Les modifications suivantes ne sont pas prises en compte avant que l’algorithme suivant ne s’exécute (dans les 12 à 24 heures) :

  • Les attributs d’élément utilisés dans les règles de collection utilisées pour l’activité.
  • Les attributs d’élément utilisés dans une promotion basée sur un attribut ou une collection associée à l’activité.
  • Une catégorie d’éléments où l’élément apparaît pour une « catégorie en cours » ou une « catégorie préférée » dans l’algorithme Meilleures ventes ou Le plus consulté.
  • Un classement des éléments recommandés lorsque l’attribut modifié est un attribut personnalisé utilisé comme clé personnalisée pour un algorithme.
  • Un classement des éléments recommandés en fonction d’un ou plusieurs attributs modifiés lorsque la logique de recommandation est « Articles avec des attributs similaires », lorsque des facteurs de pondération « Similarité de contenu » sont utilisés ou lorsque des facteurs « Pondération d’attribut » sont utilisés.
NOTE
Un fichier de flux est considéré comme importé lorsque son état passe de « Importation des éléments » à « Préparation des mises à jour de l’index de recherche ». Les mises à jour peuvent prendre plus de 60 minutes dans l’interface utilisateur de la recherche catalogue. La recherche catalogue est à jour lorsque l’état du flux devient « Mises à jour terminées ». Même si la recherche catalogue n’est pas encore à jour, votre site répercute les mises à jour selon les périodes répertoriées ci-dessus. La durée de mise à jour de l’index de recherche catalogue la plus récente s’affiche sur la page Recherche catalogue.

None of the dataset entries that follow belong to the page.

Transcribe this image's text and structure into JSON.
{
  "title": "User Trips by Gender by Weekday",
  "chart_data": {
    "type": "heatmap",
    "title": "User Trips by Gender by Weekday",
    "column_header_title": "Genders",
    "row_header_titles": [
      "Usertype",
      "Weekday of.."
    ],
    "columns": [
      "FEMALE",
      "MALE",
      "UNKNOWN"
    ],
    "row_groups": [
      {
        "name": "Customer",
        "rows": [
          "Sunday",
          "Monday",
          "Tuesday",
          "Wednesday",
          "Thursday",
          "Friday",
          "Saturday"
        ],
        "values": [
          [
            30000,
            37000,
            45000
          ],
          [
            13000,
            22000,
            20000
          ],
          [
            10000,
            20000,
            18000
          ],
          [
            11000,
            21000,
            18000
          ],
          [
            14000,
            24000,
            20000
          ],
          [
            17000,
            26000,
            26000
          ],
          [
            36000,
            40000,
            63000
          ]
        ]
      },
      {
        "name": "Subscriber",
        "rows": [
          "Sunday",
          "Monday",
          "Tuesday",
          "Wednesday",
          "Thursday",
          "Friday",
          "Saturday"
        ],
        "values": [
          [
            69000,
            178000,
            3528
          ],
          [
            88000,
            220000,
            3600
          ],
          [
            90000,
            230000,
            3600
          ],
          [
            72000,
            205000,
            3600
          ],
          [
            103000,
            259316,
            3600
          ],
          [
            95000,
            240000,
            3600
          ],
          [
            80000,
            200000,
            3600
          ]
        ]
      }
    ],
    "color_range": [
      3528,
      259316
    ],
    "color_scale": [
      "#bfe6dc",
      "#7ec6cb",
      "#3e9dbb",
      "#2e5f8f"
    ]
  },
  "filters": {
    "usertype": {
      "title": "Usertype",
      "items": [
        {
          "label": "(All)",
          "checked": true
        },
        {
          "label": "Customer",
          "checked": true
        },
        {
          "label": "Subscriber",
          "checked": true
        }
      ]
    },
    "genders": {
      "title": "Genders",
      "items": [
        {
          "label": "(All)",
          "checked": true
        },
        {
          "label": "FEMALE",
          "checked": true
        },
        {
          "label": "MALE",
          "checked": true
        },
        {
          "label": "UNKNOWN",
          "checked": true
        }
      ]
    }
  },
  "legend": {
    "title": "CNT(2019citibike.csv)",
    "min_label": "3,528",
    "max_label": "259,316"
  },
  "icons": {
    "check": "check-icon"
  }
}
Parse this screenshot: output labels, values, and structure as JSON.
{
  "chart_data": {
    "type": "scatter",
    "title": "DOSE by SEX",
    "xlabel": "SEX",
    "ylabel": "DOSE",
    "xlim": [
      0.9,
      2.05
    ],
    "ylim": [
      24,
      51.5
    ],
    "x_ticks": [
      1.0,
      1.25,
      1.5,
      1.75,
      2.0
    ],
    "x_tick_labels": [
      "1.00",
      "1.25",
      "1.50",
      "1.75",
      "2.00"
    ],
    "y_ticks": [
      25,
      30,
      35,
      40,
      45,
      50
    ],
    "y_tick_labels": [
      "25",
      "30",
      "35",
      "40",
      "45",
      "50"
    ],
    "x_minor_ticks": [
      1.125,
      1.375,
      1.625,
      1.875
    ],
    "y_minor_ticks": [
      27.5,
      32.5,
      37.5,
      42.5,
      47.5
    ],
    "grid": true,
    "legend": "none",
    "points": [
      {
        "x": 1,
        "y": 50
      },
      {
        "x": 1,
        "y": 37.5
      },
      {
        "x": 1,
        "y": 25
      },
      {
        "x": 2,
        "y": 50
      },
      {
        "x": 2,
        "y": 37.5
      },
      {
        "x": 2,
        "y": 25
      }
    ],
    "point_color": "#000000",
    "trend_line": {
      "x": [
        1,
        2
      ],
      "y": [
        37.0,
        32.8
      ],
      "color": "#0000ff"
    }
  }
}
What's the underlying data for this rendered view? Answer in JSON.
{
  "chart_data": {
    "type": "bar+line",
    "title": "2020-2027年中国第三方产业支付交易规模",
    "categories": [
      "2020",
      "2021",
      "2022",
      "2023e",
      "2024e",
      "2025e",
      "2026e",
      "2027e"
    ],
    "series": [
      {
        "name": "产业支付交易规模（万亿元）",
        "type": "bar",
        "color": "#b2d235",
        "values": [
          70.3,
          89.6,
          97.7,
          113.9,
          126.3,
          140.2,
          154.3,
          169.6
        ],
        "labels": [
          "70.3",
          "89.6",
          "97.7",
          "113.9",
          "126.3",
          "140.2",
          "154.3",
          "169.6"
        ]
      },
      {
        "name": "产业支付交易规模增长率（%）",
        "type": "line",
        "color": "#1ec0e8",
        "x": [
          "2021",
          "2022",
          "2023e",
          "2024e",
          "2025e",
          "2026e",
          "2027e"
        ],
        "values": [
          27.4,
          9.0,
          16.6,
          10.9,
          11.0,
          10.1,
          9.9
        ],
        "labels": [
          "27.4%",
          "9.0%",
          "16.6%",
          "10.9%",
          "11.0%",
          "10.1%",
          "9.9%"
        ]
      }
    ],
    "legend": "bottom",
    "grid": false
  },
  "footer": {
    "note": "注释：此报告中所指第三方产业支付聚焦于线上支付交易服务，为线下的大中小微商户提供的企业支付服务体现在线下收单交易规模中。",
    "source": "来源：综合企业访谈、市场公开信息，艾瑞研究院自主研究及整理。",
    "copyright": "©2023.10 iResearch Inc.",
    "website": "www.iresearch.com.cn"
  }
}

Combien de temps faut-il pour qu’une modification apportée à la configuration de mes paramètres d’activité, d’offre, de promotions ou de critères Recommendations soit prise en compte sur mon site ?

  • La prise en compte d’une modification des paramètres de promotion sur le site peut prendre jusqu’à cinq heures.

  • Dans le cas des autres paramètres de critères, il se peut que la modification ne soit pas prise en compte avant la prochaine exécution de l’algorithme :

    • Certains paramètres de critère (par exemple, "ajout d’une règle d’inclusion dynamique") sont immédiatement répercutés.
    • D’autres paramètres de critère (par exemple, "suppression d’une règle d’inclusion dynamique", changement d’intervalle de recherche en amont, etc.) ne peuvent pas être incorporés avant la prochaine exécution de l’algorithme.
    • L’exécution des algorithmes est déclenchée par ces modifications, mais cette opération peut prendre jusqu’à 24 heures. Les algorithmes s’exécutent également selon un planning défini toutes les 12-24 heures.

Combien de temps faut-il pour que le comportement d’un utilisateur (par exemple, en cliquant sur le produit A et en achetant le produit B) soit pris en compte dans les recommandations ? that l’utilisateur reçoit ?

  • Le produit/contenu actuellement consulté/acheté influence les recommandations que l’utilisateur reçoit sur la même demande de contenu pageview/Target.
  • Le comportement historique des utilisateurs, tel que "dernier produit consulté", "produit le plus consulté" et l’historique d’affichage/d’achat global est mis à jour avec cette requête et influence les recommandations que l’utilisateur reçoit sur la page vue suivante /Target requête de contenu. Par exemple, les algorithmes "Éléments récemment consultés" et "Recommandé pour vous" sont mis à jour avec chaque consultation/achat de produit et sont répercutés sur la demande de contenu suivante.

Combien de temps faut-il pour que le comportement d’un utilisateur (par exemple, en cliquant sur le produit A et en achetant le produit B) soit pris en compte dans les recommandations ? other les utilisateurs reçoivent ?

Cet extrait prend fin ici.